Charles House, a former longtime H.P. engineer who now runs a research program at Stanford University, openly rejoiced when he heard that Mr. Hurd was leaving. “I think the sexual harassment charge was a total red herring,” Mr. House told me. He didn’t care. “I was delighted,” he said.

Mr. House’s brief against Mr. Hurd went well beyond his outsize compensation and penchant for cost-cutting. As Mr. House saw it — indeed, as many H.P. old-timers saw it — Mr. Hurd was systematically destroying what had always made H.P. great. The way H.P. made its numbers, Mr. House said, was not just cutting any old costs, but by “chopping R.&D.,” which had always been sacred at H.P. The research and development budget used to be 9 percent of revenue, Mr. House told me; now it was closer to 2 percent. “In the personal computer group, it is seven-tenths of 1 percent,” he added. “That’s why H.P. had no response to the iPad.”

I am always bemused when I hear this “HP great, but failing to compete now” argument. My questions arise on two fronts:

HP’s greatness and research/innovation

Without doubt HP is a tremendously successful company. It dominates its field, ranks #1 in mark share for certain products, and can boast a few firsts as well. I have no particular beef against the company (despite HP/UX) and I think they were, as claimed on their web site, ahead of their times in some of the human resources practices, such as offering flex time, employee profit sharing and stock options, and employee health insurance. But what is also noticeable on the HP timeline web site is that what has flowed from HP Labs is a steady stream of evolutionary advances, not breakthrough inventions or innovation.

Compare the HP time line to That of AT&T’s Bell Laboratories. Bell Labs is (or was) the home of seven Nobel Laureates, the birthplace of the transistor, the Unix operating system, the C and C++ programming languages, information theory, the laser, as also significant advances in diverse fields such as photonics, astronomy, cryptography and digital music encoding.

My intent here is not to “diss” HP or HP Labs. HP’s ability to productise its advances, and in turn to target productive fields of research, is made apparent by the same comparison with AT&T (Bell Laboratories), and the current status of each: HP continues to be a successful and healthy company while AT&T and its spin-off Lucent Technologies (now Alcatel-Lucent) are languishing with little to show for their pioneering achievements.

HP’s consumer presence

When HP acquired Compaq, the latter had already lost a good bit of its standing as a top consumer computer systems manufacturer. Nimbler outfits like Dell had stolen the mantle from Compaq, and though HP leads the pack today in US and global desktop and laptop sales, I suspect this leadership is a result of corporate and government contracts, rather than consumer purchases (unfortunately I could not find any reliable data online that breaks down computer sales into consumer and corporate/governmental categories).

News and data are available for other forays by HP into consumer devices, and that news doesn’t speak well.

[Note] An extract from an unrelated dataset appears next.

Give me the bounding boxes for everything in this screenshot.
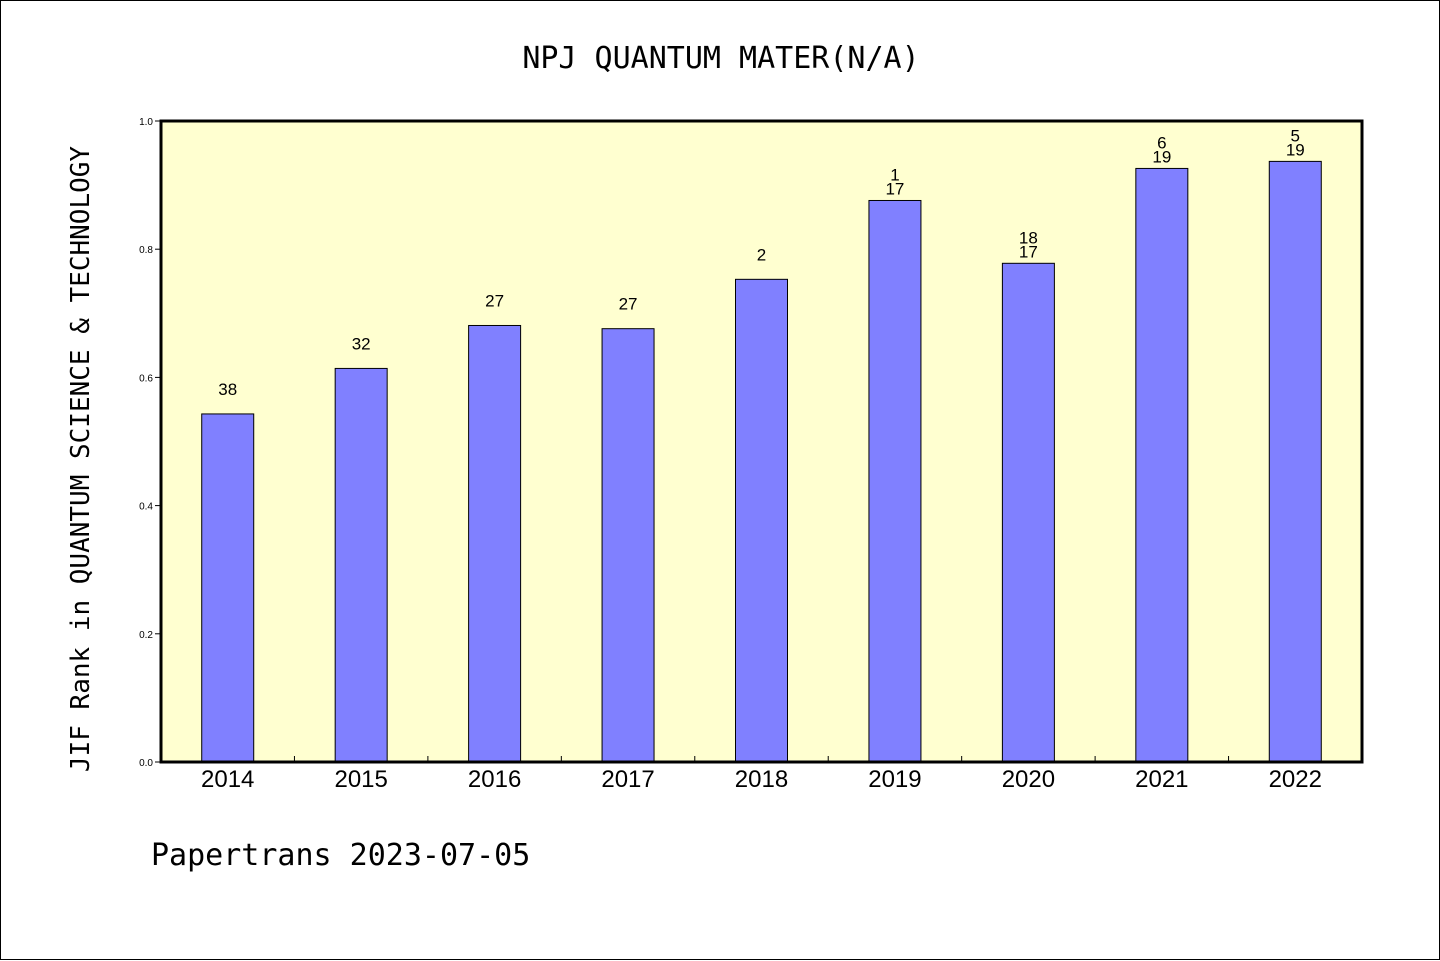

For example, in 2007, HP abandoned the digital camera market, having shrunk from a meagre 7% market share in 2006 to 4% in 2007. HP’s acquisition of Palm and it’s possible entry into the mobile communication space and reentry into the tablet space will provide another data point. But even there, with the dominance of Apple and Google’s Android based systems, we can somewhat safely predict that HP would be lucky to gain a double-digit market share.

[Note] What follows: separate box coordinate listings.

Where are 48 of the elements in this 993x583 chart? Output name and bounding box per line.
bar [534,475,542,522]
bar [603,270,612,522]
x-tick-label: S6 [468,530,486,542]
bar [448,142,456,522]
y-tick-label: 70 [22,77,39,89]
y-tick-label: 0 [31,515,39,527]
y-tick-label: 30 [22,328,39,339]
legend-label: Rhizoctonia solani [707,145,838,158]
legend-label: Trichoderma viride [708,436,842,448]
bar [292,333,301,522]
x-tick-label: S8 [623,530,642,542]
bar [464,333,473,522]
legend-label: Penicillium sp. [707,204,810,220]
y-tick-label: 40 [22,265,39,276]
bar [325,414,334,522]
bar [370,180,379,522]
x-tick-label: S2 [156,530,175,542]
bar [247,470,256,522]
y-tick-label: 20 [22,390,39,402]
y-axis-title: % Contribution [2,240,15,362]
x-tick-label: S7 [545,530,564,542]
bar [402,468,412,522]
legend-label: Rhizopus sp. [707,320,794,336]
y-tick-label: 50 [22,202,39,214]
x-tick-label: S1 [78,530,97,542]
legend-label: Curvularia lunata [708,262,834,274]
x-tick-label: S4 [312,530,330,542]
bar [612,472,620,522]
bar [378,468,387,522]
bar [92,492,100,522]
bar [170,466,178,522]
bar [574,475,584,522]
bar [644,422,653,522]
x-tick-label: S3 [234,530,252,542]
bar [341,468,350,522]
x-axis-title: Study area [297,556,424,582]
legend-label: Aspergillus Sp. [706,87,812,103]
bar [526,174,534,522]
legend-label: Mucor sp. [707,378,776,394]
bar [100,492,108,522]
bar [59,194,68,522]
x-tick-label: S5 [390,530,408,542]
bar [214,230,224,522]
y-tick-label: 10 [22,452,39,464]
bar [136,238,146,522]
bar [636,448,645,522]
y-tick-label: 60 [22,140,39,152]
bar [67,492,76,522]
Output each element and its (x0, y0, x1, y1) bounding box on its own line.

In summary, (once again) my wish is not to trash talk about HP. A company that has demonstrated some level of decency towards it’s workers is commendable for that action alone. What I would like is for the media and bloggers to give the rest of us some insights into what they mean when they talk about HP’s greatness and innovation. For, it seems to me, HP’s lack of an answer to the iPad has nothing to do with lack of R&D, but likely more to do with the very strategy that makes HP successful: creating or leveraging relationships that facilitate volume sales. That works for netting multi-million dollar orders from the US Government, but, among other things, being in bed with Microsoft and at their mercy, rules out any chance of their developing something like the iPad (by the way, I think the iPad is over-hyped, but that’s another post). What am I missing?